Do Beer Koozies Actually Work?
As the weather starts warming and beer gardens start regaining their lingering crowds and backyard barbecues become weekly things, let's not judge the lone man sporting a beer koozie on his beer can; science is on his side.
A study published in Physics Today looks at the importance of condensation when it comes to beer warming, finding that condensation actually affects beer temperature more than the temperature of the outside air.
Author Dale Durran notes that latent heat, or the energy and warming that occurs when water changes to liquid form, may actually warm your drink more. When your beer can becomes covered with condensation, all the energy from the water droplets (the latent heat) gets transferred to the beer inside the can.
When running tests, Durran and his students found that the more humid an area was, the more the beer responded to latent heat. When kept at 95 degrees Fahrenheit and at a humidity greater than 60 percent, the temperature increase due to latent heat was far greater than the changes due to the hot air. "I was surprised to think that such a tiny film of water could cause that much warming," Durran said.
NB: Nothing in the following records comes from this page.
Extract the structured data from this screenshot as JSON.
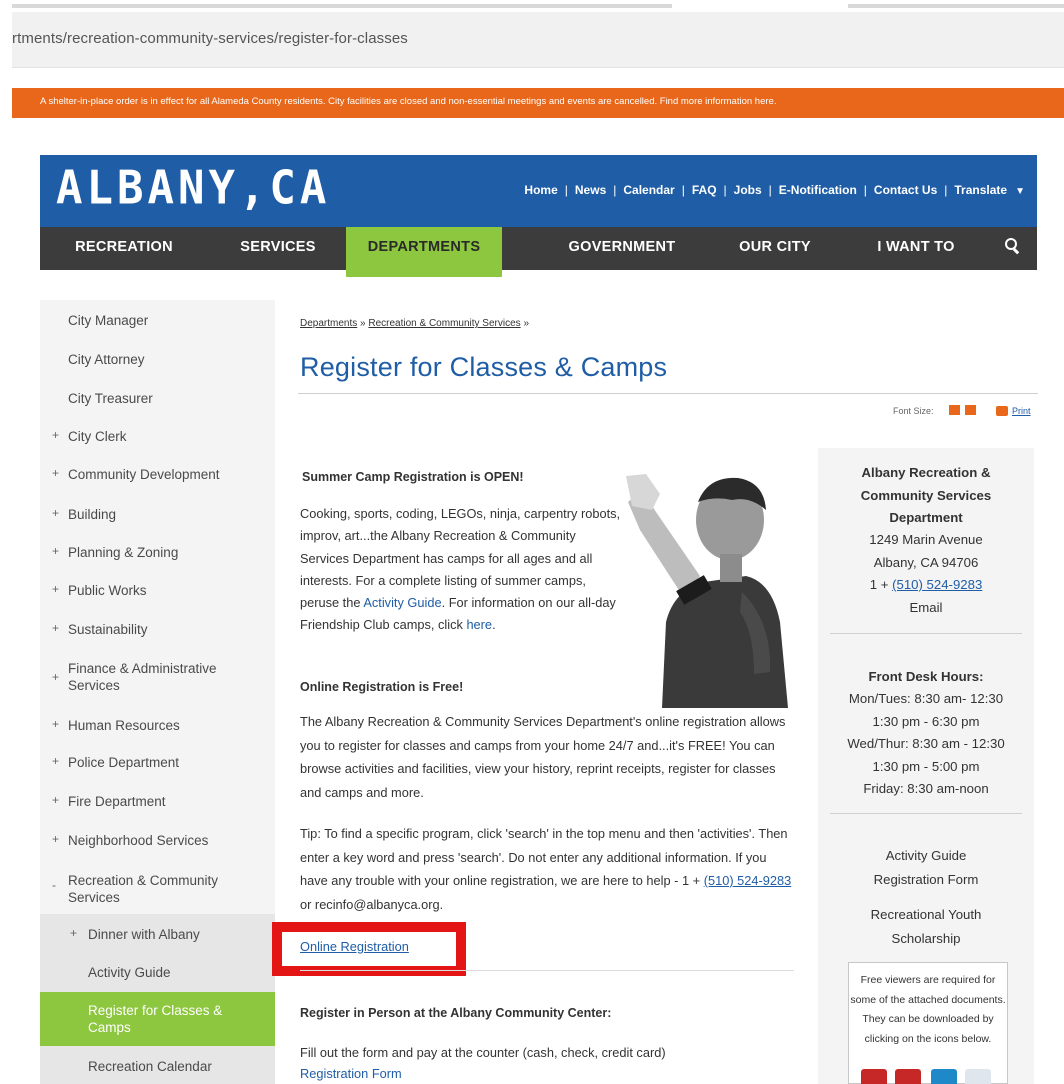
{
  "browser": {
    "url": "rtments/recreation-community-services/register-for-classes"
  },
  "alert": {
    "text": "A shelter-in-place order is in effect for all Alameda County residents. City facilities are closed and non-essential meetings and events are cancelled.  Find more information here."
  },
  "header": {
    "logo": "ALBANY,CA",
    "links": [
      "Home",
      "News",
      "Calendar",
      "FAQ",
      "Jobs",
      "E-Notification",
      "Contact Us",
      "Translate"
    ]
  },
  "nav": {
    "items": [
      "RECREATION",
      "SERVICES",
      "DEPARTMENTS",
      "GOVERNMENT",
      "OUR CITY",
      "I WANT TO"
    ],
    "active": "DEPARTMENTS"
  },
  "sidebar": {
    "items": [
      {
        "label": "City Manager",
        "plus": ""
      },
      {
        "label": "City Attorney",
        "plus": ""
      },
      {
        "label": "City Treasurer",
        "plus": ""
      },
      {
        "label": "City Clerk",
        "plus": "+"
      },
      {
        "label": "Community Development",
        "plus": "+"
      },
      {
        "label": "Building",
        "plus": "+"
      },
      {
        "label": "Planning & Zoning",
        "plus": "+"
      },
      {
        "label": "Public Works",
        "plus": "+"
      },
      {
        "label": "Sustainability",
        "plus": "+"
      },
      {
        "label": "Finance & Administrative Services",
        "plus": "+"
      },
      {
        "label": "Human Resources",
        "plus": "+"
      },
      {
        "label": "Police Department",
        "plus": "+"
      },
      {
        "label": "Fire Department",
        "plus": "+"
      },
      {
        "label": "Neighborhood Services",
        "plus": "+"
      },
      {
        "label": "Recreation & Community Services",
        "plus": "-"
      }
    ],
    "subitems": [
      {
        "label": "Dinner with Albany",
        "plus": "+"
      },
      {
        "label": "Activity Guide",
        "plus": ""
      },
      {
        "label": "Register for Classes & Camps",
        "plus": ""
      },
      {
        "label": "Recreation Calendar",
        "plus": ""
      }
    ]
  },
  "breadcrumb": {
    "items": [
      "Departments",
      "Recreation & Community Services"
    ],
    "sep": "»"
  },
  "page": {
    "title": "Register for Classes & Camps",
    "font_size_label": "Font Size:",
    "print_label": "Print"
  },
  "content": {
    "camp_heading": "Summer Camp Registration is OPEN!",
    "camp_body": "Cooking, sports, coding, LEGOs, ninja, carpentry robots, improv, art...the Albany Recreation & Community Services Department has camps for all ages and all interests. For a complete listing of summer camps, peruse the",
    "activity_guide_link": "Activity Guide",
    "camp_body2": ". For information on our all-day Friendship Club camps, click",
    "here_link": "here",
    "camp_body3": ".",
    "online_heading": "Online Registration is Free!",
    "online_body": "The Albany Recreation & Community Services Department's online registration allows you to register for classes and camps from your home 24/7 and...it's FREE! You can browse activities and facilities, view your history, reprint receipts, register for classes and camps and more.",
    "tip_label": "Tip",
    "tip_body": ": To find a specific program, click 'search' in the top menu and then 'activities'. Then enter a key word and press 'search'. Do not enter any additional information. If you have any trouble with your online registration, we are here to help - 1 +",
    "tip_phone": "(510) 524-9283",
    "tip_email": "or recinfo@albanyca.org.",
    "online_reg_link": "Online Registration",
    "inperson_heading": "Register in Person at the Albany Community Center:",
    "inperson_body": "Fill out the form and pay at the counter (cash, check, credit card)",
    "reg_form_link": "Registration Form"
  },
  "right_col": {
    "dept_name": "Albany Recreation & Community Services Department",
    "address1": "1249 Marin Avenue",
    "address2": "Albany, CA 94706",
    "phone_prefix": "1 +",
    "phone": "(510) 524-9283",
    "email_link": "Email",
    "hours_title": "Front Desk Hours:",
    "hours": [
      "Mon/Tues: 8:30 am- 12:30",
      "1:30 pm - 6:30 pm",
      "Wed/Thur: 8:30 am - 12:30",
      "1:30 pm - 5:00 pm",
      "Friday: 8:30 am-noon"
    ],
    "link1": "Activity Guide Registration Form",
    "link2": "Recreational Youth Scholarship",
    "viewer_note": "Free viewers are required for some of the attached documents. They can be downloaded by clicking on the icons below."
  },
  "colors": {
    "brand_blue": "#1f5da6",
    "nav_green": "#8dc63f",
    "alert_orange": "#e8671a",
    "highlight_red": "#e41515"
  }
}
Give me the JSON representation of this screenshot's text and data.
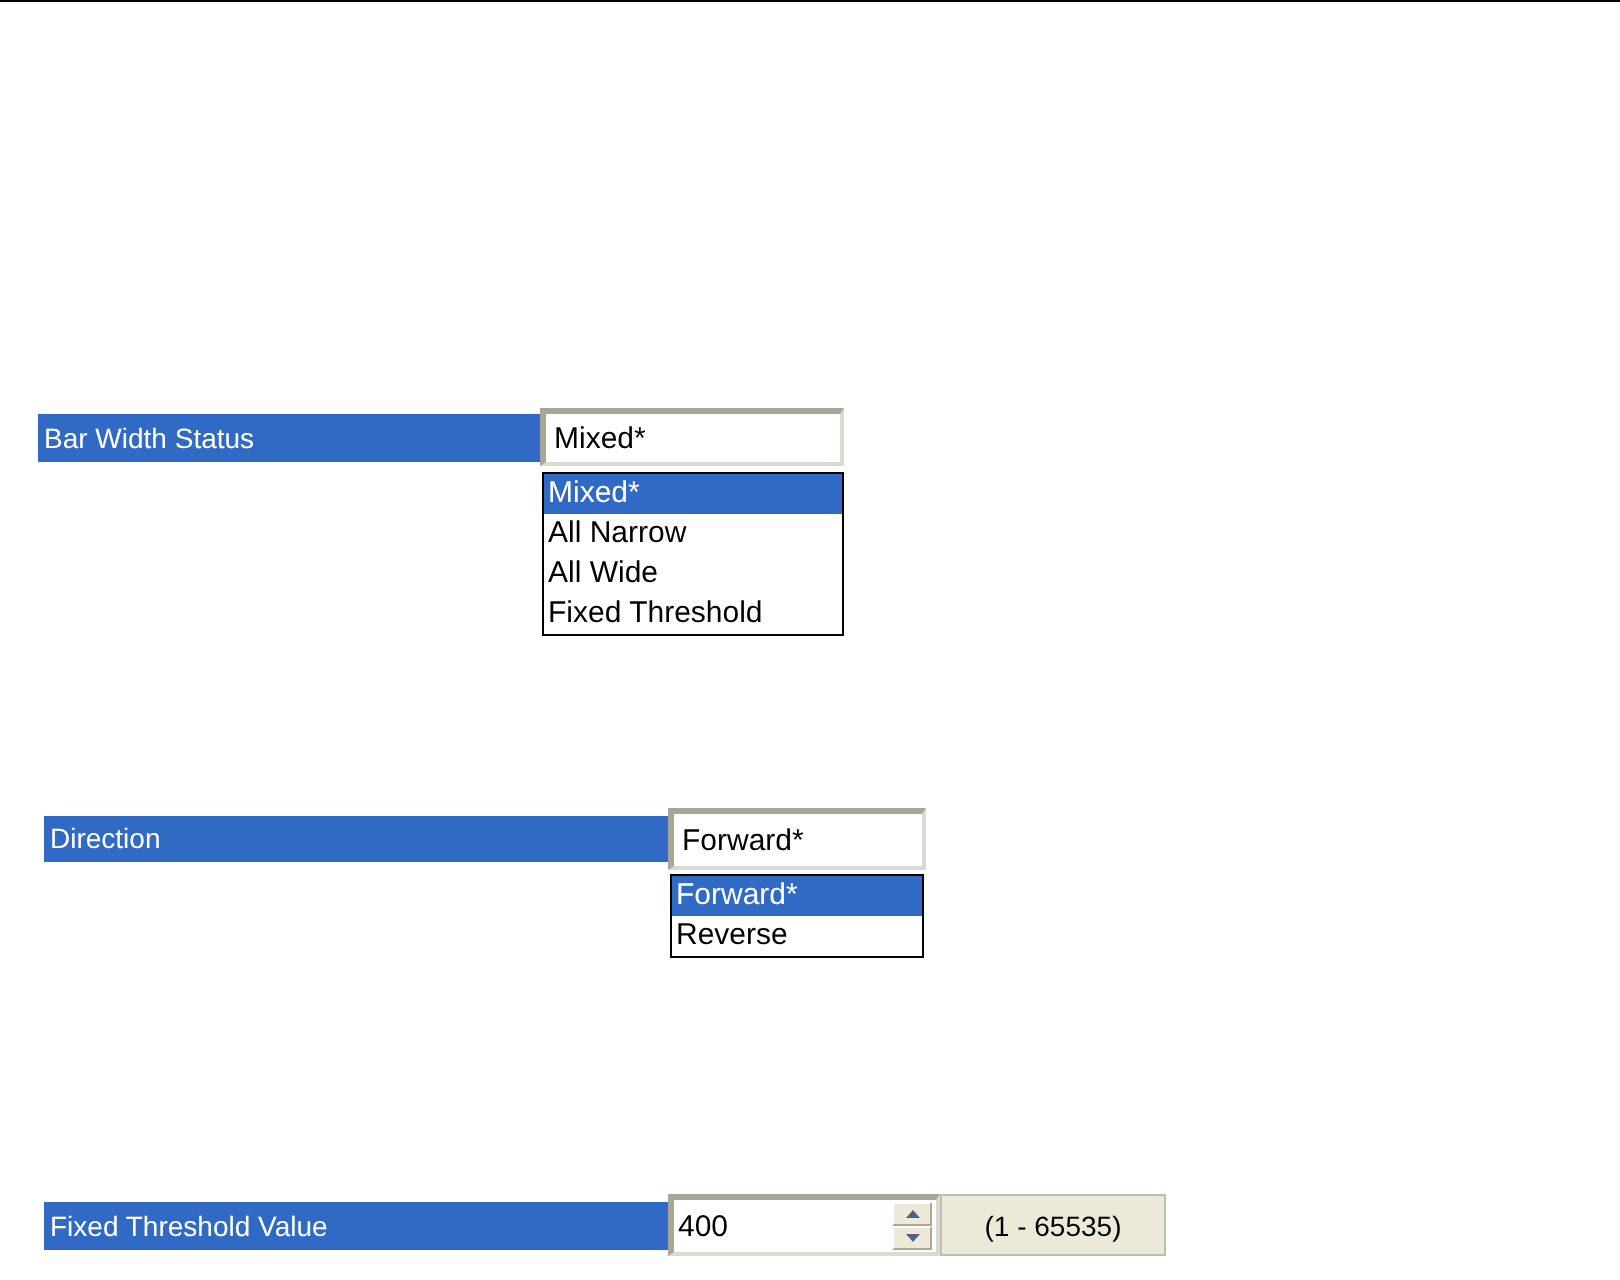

As the outside of the can warms, however, the amount of heating from condensation decreases, probably because the water in the air no longer forms water droplets when it hits the aluminum. So the trick? Stopping the condensation in the first place, which then keeps the aluminum can fairly cold, and the beer inside colder. "Probably the most important thing a beer koozie does is not simply insulate the can, but keep condensation from forming on the outside of it," Durran told the University of Washington. So don't judge the guy holding his beer in those silly-looking sweaters; you're the one drinking warm beer.